The Obama administration ordered a government-wide review of how agencies safeguard sensitive information after millions of classified State Department document...
The Obama administration ordered a government-wide review of how agencies safeguard sensitive information after millions of classified State Department documents were leaked by online whistleblower Wikileaks.
According to a memo obtained by The Associated Press, the Office of Management and Budget told agencies to establish security assessment teams to ensure that employees do not have broader access to classified information than what is needed to do their jobs.
OMB director Jacob Lew said the failure of agencies to safeguard classified information was unacceptable and will not be tolerated.

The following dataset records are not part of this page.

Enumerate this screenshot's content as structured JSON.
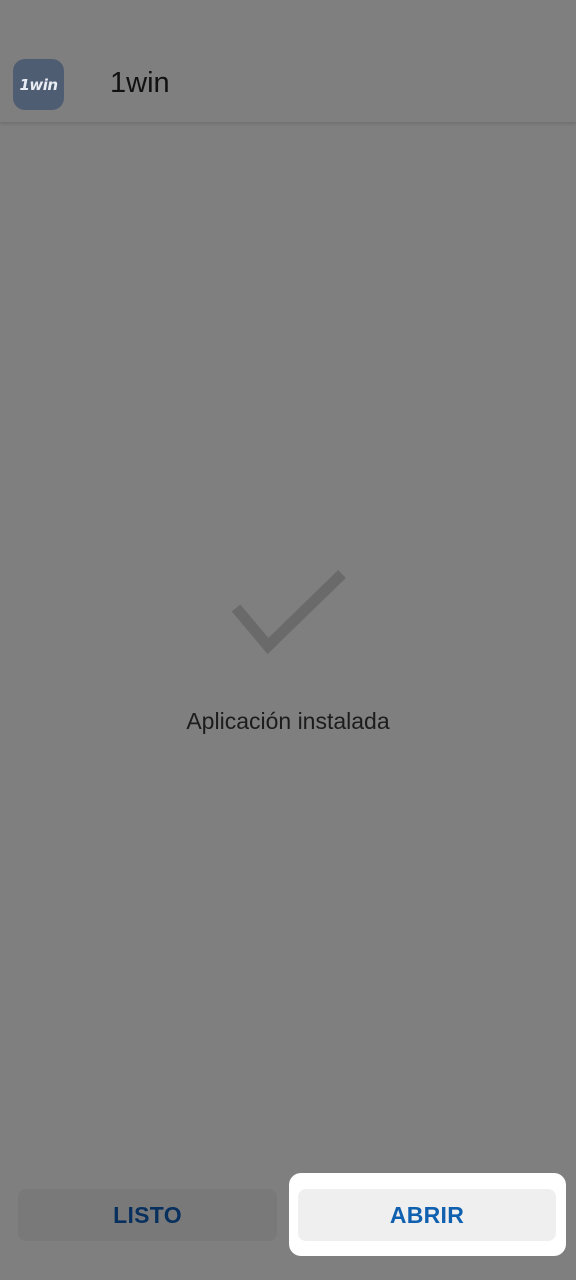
{
  "header": {
    "icon_text": "1win",
    "app_name": "1win"
  },
  "status": {
    "message": "Aplicación instalada",
    "icon": "checkmark-icon"
  },
  "actions": {
    "done_label": "LISTO",
    "open_label": "ABRIR"
  },
  "colors": {
    "dim_background": "#7f7f7f",
    "app_icon_bg": "#4f5d73",
    "open_text": "#1060b0",
    "done_text": "#08305e"
  }
}
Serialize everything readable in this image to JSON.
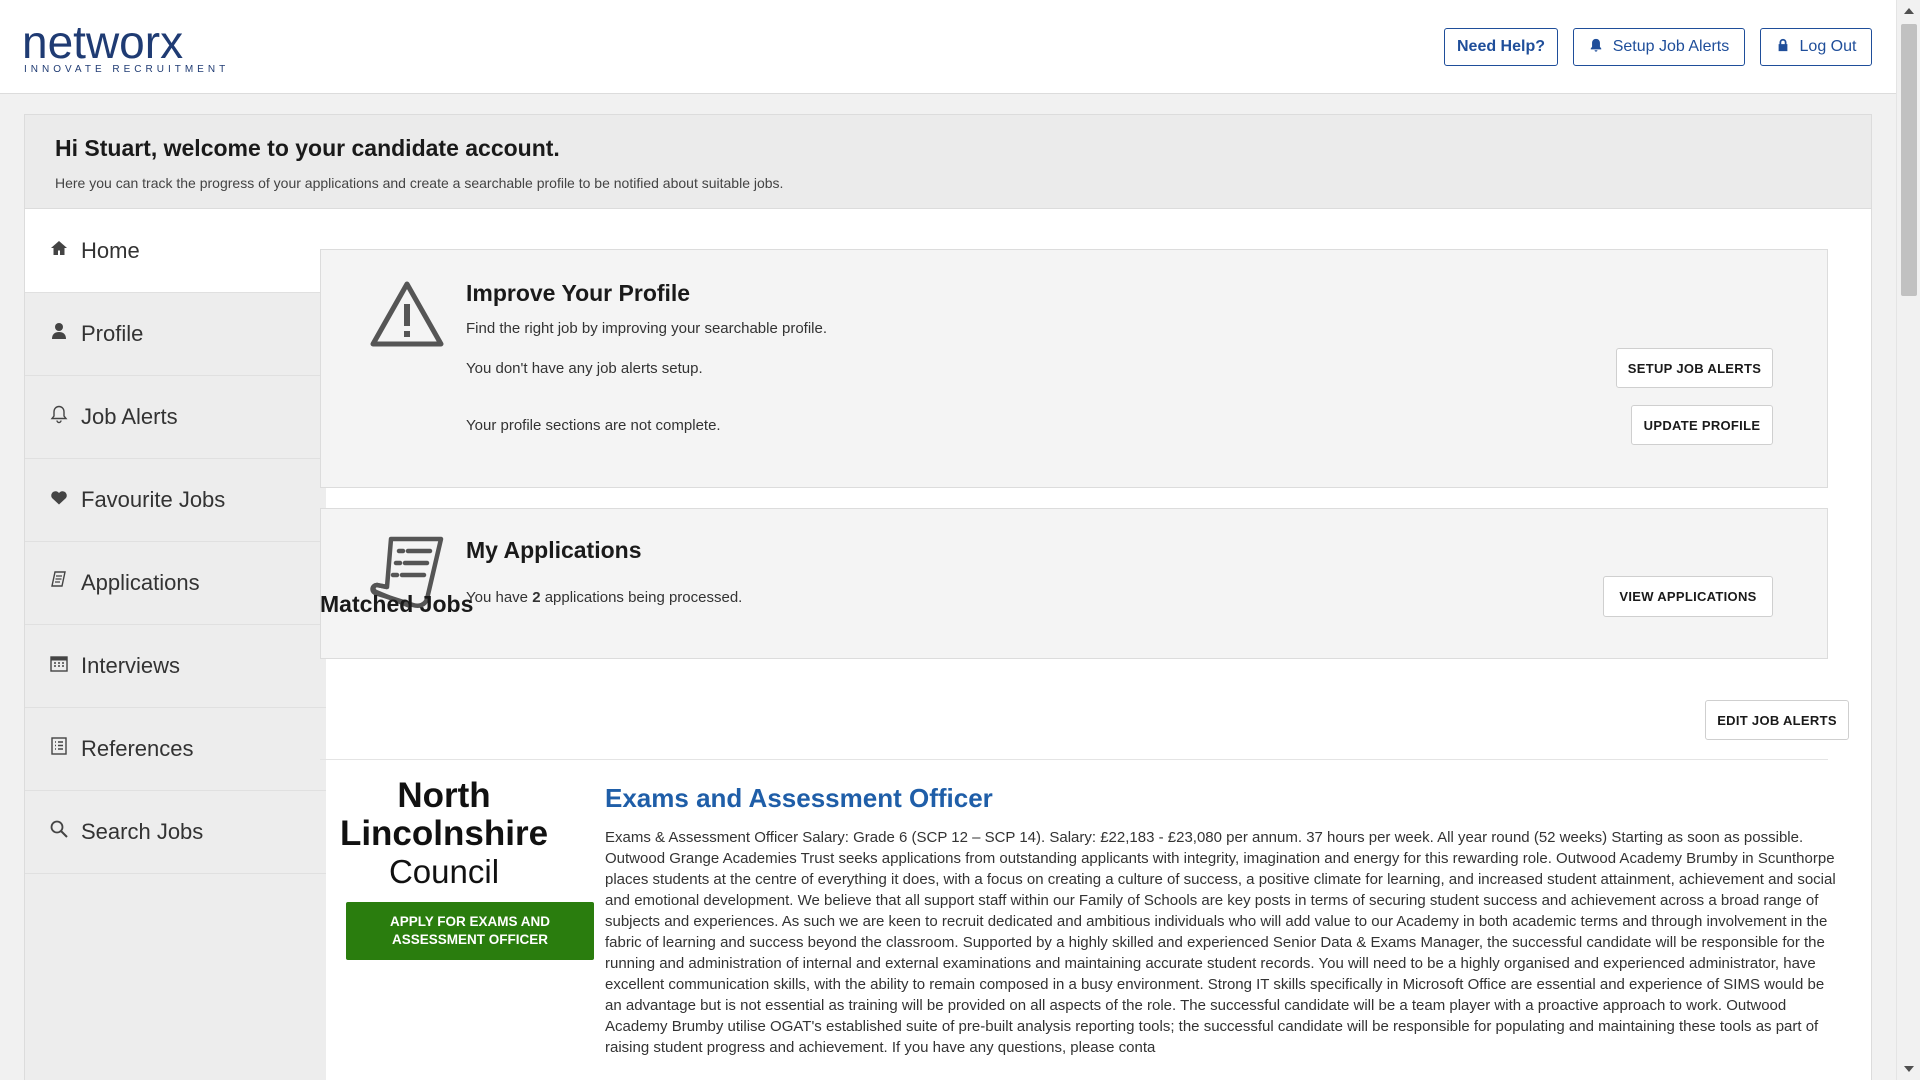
{
  "header": {
    "logo_word": "networx",
    "logo_tagline": "INNOVATE RECRUITMENT",
    "need_help": "Need Help?",
    "setup_alerts": "Setup Job Alerts",
    "log_out": "Log Out"
  },
  "welcome": {
    "title": "Hi Stuart, welcome to your candidate account.",
    "subtitle": "Here you can track the progress of your applications and create a searchable profile to be notified about suitable jobs."
  },
  "sidebar": {
    "items": [
      {
        "label": "Home",
        "icon": "home-icon",
        "active": true
      },
      {
        "label": "Profile",
        "icon": "user-icon"
      },
      {
        "label": "Job Alerts",
        "icon": "bell-icon"
      },
      {
        "label": "Favourite Jobs",
        "icon": "heart-icon"
      },
      {
        "label": "Applications",
        "icon": "document-icon"
      },
      {
        "label": "Interviews",
        "icon": "calendar-icon"
      },
      {
        "label": "References",
        "icon": "list-icon"
      },
      {
        "label": "Search Jobs",
        "icon": "search-icon"
      }
    ]
  },
  "profile_card": {
    "title": "Improve Your Profile",
    "intro": "Find the right job by improving your searchable profile.",
    "alerts_text": "You don't have any job alerts setup.",
    "sections_text": "Your profile sections are not complete.",
    "setup_btn": "SETUP JOB ALERTS",
    "update_btn": "UPDATE PROFILE"
  },
  "applications_card": {
    "title": "My Applications",
    "text_before": "You have ",
    "count": "2",
    "text_after": " applications being processed.",
    "view_btn": "VIEW APPLICATIONS"
  },
  "matched": {
    "title": "Matched Jobs",
    "edit_btn": "EDIT JOB ALERTS",
    "job": {
      "employer_line1": "North",
      "employer_line2": "Lincolnshire",
      "employer_line3": "Council",
      "apply_btn": "APPLY FOR EXAMS AND ASSESSMENT OFFICER",
      "title": "Exams and Assessment Officer",
      "description": "Exams & Assessment Officer Salary: Grade 6 (SCP 12 – SCP 14). Salary: £22,183 - £23,080 per annum. 37 hours per week. All year round (52 weeks) Starting as soon as possible. Outwood Grange Academies Trust seeks applications from outstanding applicants with integrity, imagination and energy for this rewarding role. Outwood Academy Brumby in Scunthorpe places students at the centre of everything it does, with a focus on creating a culture of success, a positive climate for learning, and increased student attainment, achievement and social and emotional development. We believe that all support staff within our Family of Schools are key posts in terms of securing student success and achievement across a broad range of subjects and experiences. As such we are keen to recruit dedicated and ambitious individuals who will add value to our Academy in both academic terms and through involvement in the fabric of learning and success beyond the classroom. Supported by a highly skilled and experienced Senior Data & Exams Manager, the successful candidate will be responsible for the running and administration of internal and external examinations and maintaining accurate student records. You will need to be a highly organised and experienced administrator, have excellent communication skills, with the ability to remain composed in a busy environment. Strong IT skills specifically in Microsoft Office are essential and experience of SIMS would be an advantage but is not essential as training will be provided on all aspects of the role. The successful candidate will be a team player with a proactive approach to work. Outwood Academy Brumby utilise OGAT's established suite of pre-built analysis reporting tools; the successful candidate will be responsible for populating and maintaining these tools as part of raising student progress and achievement. If you have any questions, please conta"
    }
  },
  "colors": {
    "brand": "#1f3b73",
    "link": "#1f5ea8",
    "apply": "#2a7d0e"
  }
}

“Any unauthorized disclosure of classified information is a violation of our law and compromises our national security,” Lew said in the memo.
The most recent Wikileaks release on Sunday of more than a quarter-million cables include “brutally candid assessments” of world leaders, Politico reports. The cables also included previously undisclosed details of nuclear and antiterrorism activity.
The “undiplomatic bluntness” of some cables are sources of embarrassment to American diplomacy, according to Politico.
The Wikileaks fiasco has drawn attention to the Obama administration’s challenge to projecting American power.
A senior American diplomat told Poltitico, “I don’t see the world ending … but lots of red, sputtering faces in D.C., embassies and capitals.”